Harriet Mead
Harriet Mead first exhibited with the Society when she was in her late teens and is the current President of the SWLA. A sculptor working in welded steel, she makes her pieces entirely from old tools and agricultural scrap which she collects from farms, sheds and market stalls near her home in rural Norfolk. The intrinsic strength of the materials allows her to weld pieces with delicate points of contact and to capture movement in her work. She loves using the discarded tools, often worn by years of use, and reinventing them in parts of her sculptures and has an enormous collection in her studio as each tool can be subtly different so it can take a while to find the perfect item. She often says that she is making natural history from agricultural history.

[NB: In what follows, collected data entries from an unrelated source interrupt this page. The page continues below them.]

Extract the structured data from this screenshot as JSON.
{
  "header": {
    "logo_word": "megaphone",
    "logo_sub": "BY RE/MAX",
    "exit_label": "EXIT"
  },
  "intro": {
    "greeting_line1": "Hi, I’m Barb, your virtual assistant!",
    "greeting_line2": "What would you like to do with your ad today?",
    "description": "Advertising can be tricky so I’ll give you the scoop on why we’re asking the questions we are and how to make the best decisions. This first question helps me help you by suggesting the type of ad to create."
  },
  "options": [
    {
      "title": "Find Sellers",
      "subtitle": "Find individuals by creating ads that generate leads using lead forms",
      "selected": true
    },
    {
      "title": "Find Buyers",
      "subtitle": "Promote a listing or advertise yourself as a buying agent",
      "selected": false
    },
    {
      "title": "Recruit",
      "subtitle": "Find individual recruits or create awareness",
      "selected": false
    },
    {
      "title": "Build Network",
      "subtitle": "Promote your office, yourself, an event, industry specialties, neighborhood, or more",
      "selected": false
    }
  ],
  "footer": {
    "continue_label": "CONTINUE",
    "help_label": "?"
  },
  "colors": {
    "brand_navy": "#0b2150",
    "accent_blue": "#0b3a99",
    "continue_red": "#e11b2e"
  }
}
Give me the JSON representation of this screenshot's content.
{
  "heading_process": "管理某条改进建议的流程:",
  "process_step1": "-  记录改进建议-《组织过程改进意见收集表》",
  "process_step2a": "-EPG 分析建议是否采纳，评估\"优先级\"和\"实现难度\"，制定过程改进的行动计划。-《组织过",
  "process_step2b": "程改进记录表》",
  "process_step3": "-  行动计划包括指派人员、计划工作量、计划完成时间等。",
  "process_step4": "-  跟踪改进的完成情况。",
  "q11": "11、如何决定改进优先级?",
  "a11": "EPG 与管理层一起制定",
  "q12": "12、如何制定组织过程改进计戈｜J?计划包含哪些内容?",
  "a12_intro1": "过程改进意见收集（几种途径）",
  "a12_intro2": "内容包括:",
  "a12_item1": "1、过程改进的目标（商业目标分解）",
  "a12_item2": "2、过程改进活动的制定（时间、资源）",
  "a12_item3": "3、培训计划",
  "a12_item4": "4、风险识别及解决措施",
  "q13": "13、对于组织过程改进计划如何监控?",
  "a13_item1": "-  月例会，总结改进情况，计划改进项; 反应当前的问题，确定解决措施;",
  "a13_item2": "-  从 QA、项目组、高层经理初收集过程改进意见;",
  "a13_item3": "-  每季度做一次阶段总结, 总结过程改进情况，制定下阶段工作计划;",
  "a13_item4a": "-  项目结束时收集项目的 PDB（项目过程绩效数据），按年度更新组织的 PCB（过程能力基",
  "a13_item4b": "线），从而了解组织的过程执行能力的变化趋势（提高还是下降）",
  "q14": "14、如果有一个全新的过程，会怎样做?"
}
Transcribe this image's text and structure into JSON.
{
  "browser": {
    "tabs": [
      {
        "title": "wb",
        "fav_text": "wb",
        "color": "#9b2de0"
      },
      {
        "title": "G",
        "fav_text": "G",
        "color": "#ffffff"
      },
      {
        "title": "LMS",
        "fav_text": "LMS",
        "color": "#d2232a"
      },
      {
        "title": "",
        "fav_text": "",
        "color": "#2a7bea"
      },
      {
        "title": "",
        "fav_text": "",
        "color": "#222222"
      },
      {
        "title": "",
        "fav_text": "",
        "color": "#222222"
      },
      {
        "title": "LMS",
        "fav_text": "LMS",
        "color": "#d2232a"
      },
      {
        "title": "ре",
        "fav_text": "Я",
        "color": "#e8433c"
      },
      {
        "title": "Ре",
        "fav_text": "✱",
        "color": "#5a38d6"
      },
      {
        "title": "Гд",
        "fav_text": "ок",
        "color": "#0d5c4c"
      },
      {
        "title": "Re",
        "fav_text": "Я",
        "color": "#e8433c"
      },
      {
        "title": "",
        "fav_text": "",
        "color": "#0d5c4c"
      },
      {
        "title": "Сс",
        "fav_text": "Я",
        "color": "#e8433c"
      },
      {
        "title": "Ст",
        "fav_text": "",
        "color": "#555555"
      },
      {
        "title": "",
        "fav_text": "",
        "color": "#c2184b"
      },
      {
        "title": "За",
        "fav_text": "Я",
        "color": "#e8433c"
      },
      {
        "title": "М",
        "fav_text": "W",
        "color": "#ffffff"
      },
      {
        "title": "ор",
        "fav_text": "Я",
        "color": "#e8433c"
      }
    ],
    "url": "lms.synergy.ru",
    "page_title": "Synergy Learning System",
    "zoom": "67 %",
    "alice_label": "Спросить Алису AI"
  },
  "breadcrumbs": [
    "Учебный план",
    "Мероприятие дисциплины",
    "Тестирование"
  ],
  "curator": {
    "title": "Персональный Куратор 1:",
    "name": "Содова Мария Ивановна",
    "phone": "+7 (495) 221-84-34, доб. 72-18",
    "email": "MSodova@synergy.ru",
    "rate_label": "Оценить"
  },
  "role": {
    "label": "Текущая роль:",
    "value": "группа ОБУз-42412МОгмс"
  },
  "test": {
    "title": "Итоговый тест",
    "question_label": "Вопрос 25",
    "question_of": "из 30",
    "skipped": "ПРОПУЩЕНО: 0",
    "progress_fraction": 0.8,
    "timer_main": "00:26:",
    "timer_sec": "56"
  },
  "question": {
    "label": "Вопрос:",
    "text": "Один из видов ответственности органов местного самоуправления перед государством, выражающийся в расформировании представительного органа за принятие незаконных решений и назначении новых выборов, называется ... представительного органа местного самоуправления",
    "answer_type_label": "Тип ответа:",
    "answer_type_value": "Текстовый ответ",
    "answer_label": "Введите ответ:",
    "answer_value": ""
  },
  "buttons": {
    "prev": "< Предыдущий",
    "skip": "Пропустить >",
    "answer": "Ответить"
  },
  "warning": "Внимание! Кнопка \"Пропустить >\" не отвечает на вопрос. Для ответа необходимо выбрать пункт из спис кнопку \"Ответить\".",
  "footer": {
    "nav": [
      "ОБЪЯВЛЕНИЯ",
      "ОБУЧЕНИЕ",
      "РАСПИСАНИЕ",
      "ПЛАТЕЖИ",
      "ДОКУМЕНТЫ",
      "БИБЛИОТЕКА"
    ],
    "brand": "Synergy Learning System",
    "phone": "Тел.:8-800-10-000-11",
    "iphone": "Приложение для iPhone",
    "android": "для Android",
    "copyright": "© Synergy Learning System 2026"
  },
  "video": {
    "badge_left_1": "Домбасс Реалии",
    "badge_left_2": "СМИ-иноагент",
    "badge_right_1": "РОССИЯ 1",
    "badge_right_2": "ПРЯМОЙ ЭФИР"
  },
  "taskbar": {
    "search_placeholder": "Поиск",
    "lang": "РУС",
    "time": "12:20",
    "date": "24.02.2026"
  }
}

She has taken part in various SWLA Projects including the SWLA/BTO Flight Lines Project, the SWLA/DWT Kingcombe Project and the SWLA Wadden Sea Project. She has been a participating artist with the Artists for Nature Foundation, which sends internationally renowned wildlife artists to areas of conservation concern to document and highlight an area important for wildlife. She was awarded the Wildlife Trusts Undersea Art Award which gave her the opportunity to learn to dive so that she could make work in response to the marine life off the UK coast. She has received various awards including the ING Discerning Eye Humphries Prize, the ING Discerning Eye Founders Prize, the SWLA Capmark Europe Prize and the Langford Press 3D Award. She has public art pieces around the UK including museum pieces of a life-sized cow in Dungannon and a life-sized plough horse at the Somerset Rural Life Museum.